Keeping kids safe
Marilyn Adams still recalls the beauty of the sunrise she saw from her kitchen window on October 15, 1986. She never imagined that 24 hours later, she would watch the dawn of a new day from the window of a Des Moines, Iowa, hospital room, where her 11-year-old son, Keith, was on life support.
"We had no idea how dangerous a gravity-flow wagon could be," Adams says. "Keith was just a little boy. But he was left alone to do an adult job."One year after Keith suffocated in a gravity-flow grain wagon, Adams launched Farm Safety 4 Just Kids (FS4JK). This year marks the twenty-fifth anniversary of the nonprofit she created to raise awareness of health and safety hazards for children on farms. In those 25 years, FS4JK has reached about 6 million farm and rural youth and families.
Grain suffocation warning decals are standard today on new gravity-flow wagons. But in 1987, as her daughter, Kelly, researched the dangers of flowing grain for an FFA public speaking contest, Adams found a 1979 Purdue University recommendation for warning decals. She realized no action had been taken.
She helped Iowa FFA apply for a grant to design and distribute warning decals for gravity flow wagons and bins. Next, she convinced members of the American Society of Agricultural Engineers to appoint her to a committee that was writing safety standards for gravity-flow wagons."I didn't know what to do," she says. "We were just a family reaching out to find a way to provide other farm families with safety information we never had."

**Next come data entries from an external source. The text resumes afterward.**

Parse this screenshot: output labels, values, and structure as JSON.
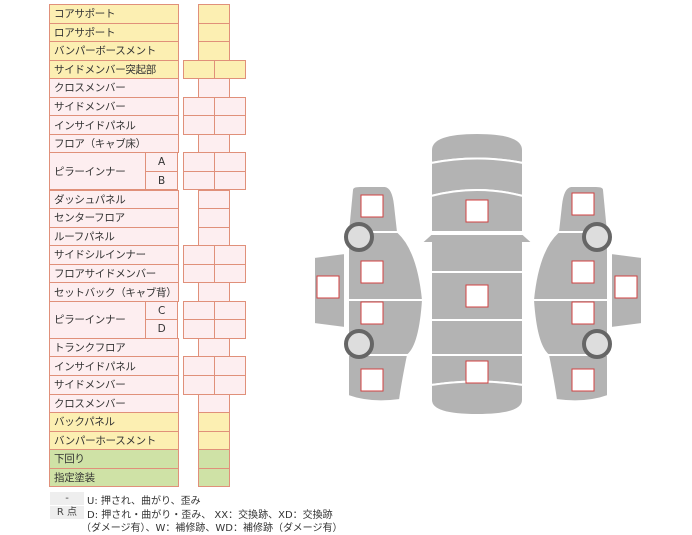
{
  "rows": [
    {
      "label": "コアサポート",
      "color": "yellow",
      "cells": 1
    },
    {
      "label": "ロアサポート",
      "color": "yellow",
      "cells": 1
    },
    {
      "label": "バンパーボースメント",
      "color": "yellow",
      "cells": 1
    },
    {
      "label": "サイドメンバー突起部",
      "color": "yellow",
      "cells": 2
    },
    {
      "label": "クロスメンバー",
      "color": "pink",
      "cells": 1
    },
    {
      "label": "サイドメンバー",
      "color": "pink",
      "cells": 2
    },
    {
      "label": "インサイドパネル",
      "color": "pink",
      "cells": 2
    },
    {
      "label": "フロア（キャブ床）",
      "color": "pink",
      "cells": 1
    },
    {
      "label": "ピラーインナー",
      "sub": "A",
      "color": "pink",
      "cells": 2
    },
    {
      "label": "",
      "sub": "B",
      "color": "pink",
      "cells": 2
    },
    {
      "label": "ダッシュパネル",
      "color": "pink",
      "cells": 1
    },
    {
      "label": "センターフロア",
      "color": "pink",
      "cells": 1
    },
    {
      "label": "ルーフパネル",
      "color": "pink",
      "cells": 1
    },
    {
      "label": "サイドシルインナー",
      "color": "pink",
      "cells": 2
    },
    {
      "label": "フロアサイドメンバー",
      "color": "pink",
      "cells": 2
    },
    {
      "label": "セットバック（キャブ背）",
      "color": "pink",
      "cells": 1
    },
    {
      "label": "ピラーインナー",
      "sub": "C",
      "color": "pink",
      "cells": 2
    },
    {
      "label": "",
      "sub": "D",
      "color": "pink",
      "cells": 2
    },
    {
      "label": "トランクフロア",
      "color": "pink",
      "cells": 1
    },
    {
      "label": "インサイドパネル",
      "color": "pink",
      "cells": 2
    },
    {
      "label": "サイドメンバー",
      "color": "pink",
      "cells": 2
    },
    {
      "label": "クロスメンバー",
      "color": "pink",
      "cells": 1
    },
    {
      "label": "バックパネル",
      "color": "yellow",
      "cells": 1
    },
    {
      "label": "バンパーホースメント",
      "color": "yellow",
      "cells": 1
    },
    {
      "label": "下回り",
      "color": "green",
      "cells": 1
    },
    {
      "label": "指定塗装",
      "color": "green",
      "cells": 1
    }
  ],
  "legend": [
    {
      "key": "-",
      "text": "U: 押され、曲がり、歪み"
    },
    {
      "key": "R 点",
      "text": "D: 押され・曲がり・歪み、 XX：交換跡、XD：交換跡"
    },
    {
      "key": "",
      "text": "（ダメージ有）、W：補修跡、WD：補修跡（ダメージ有）"
    }
  ],
  "colors": {
    "yellow": "#fcefb2",
    "pink": "#fdeef0",
    "green": "#cfe2a6",
    "border": "#e0907a",
    "body": "#b3b3b3",
    "marker": "#d04040"
  }
}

At the time, Adams says the farm community had the stoic mind-set that accidents were an unfortunate, but unavoidable, part of working on farms.

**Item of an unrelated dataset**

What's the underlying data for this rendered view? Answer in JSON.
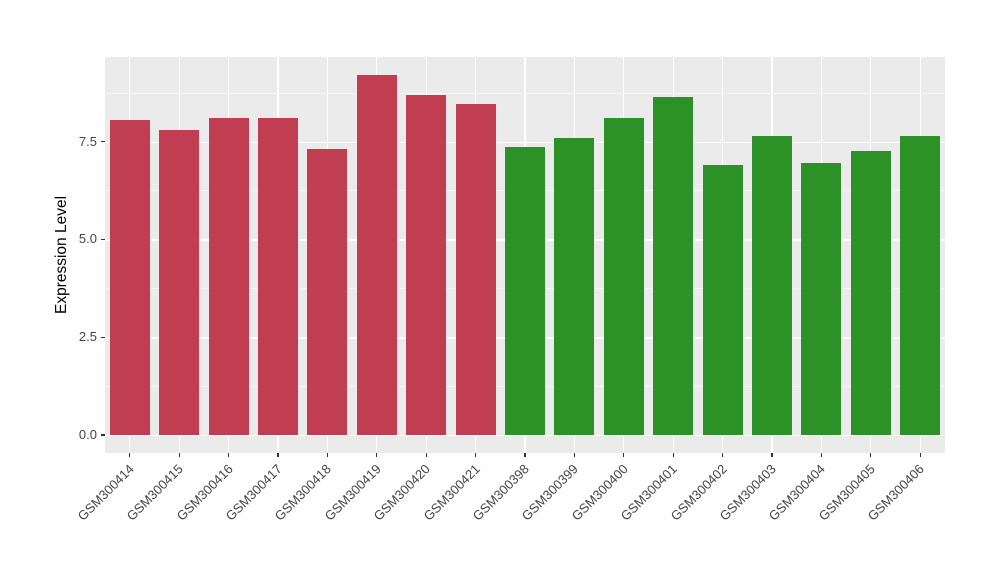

She began to speak out, using her unique platform as a farm woman and mother grieving the loss of her son. "No one could tell me a child's death was a cost of doing business," Adams says. "I believed then and believe now that most injuries and fatalities can be prevented."
By December 1988, she had obtained start-up funds from a fledging Iowa group, the National Coalition for Agricultural Safety and Health (N-CASH). "I needed to do more than tell my story," she says. "I needed help to save the lives of kids working on farms."But she had no solid data documenting children's involvement in farm chores.

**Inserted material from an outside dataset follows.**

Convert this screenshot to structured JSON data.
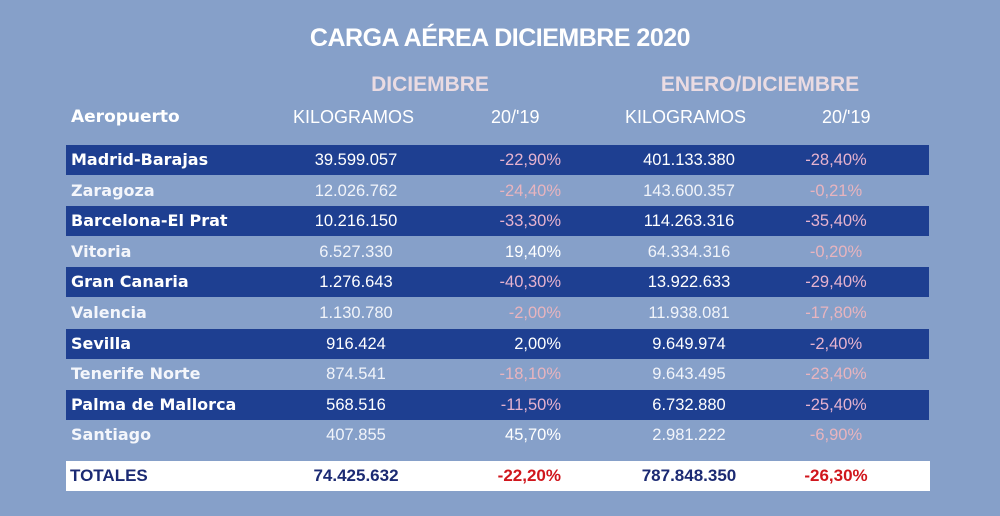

Working with University of Illinois researchers, Successful Farming magazine agreed to survey 421 of its readers with children ages 15 and younger. The results revealed about 65% of farm boys were driving tractors before age 12. Almost 30% were driving tractors at ages 7 to 9.When Adams testified before a U.S. Senate subcommittee in support of N-CASH in 1989, she used the survey results published in the February 1989 issue of Successful Farming magazine to reinforce her testimony. "It was all I had," she says.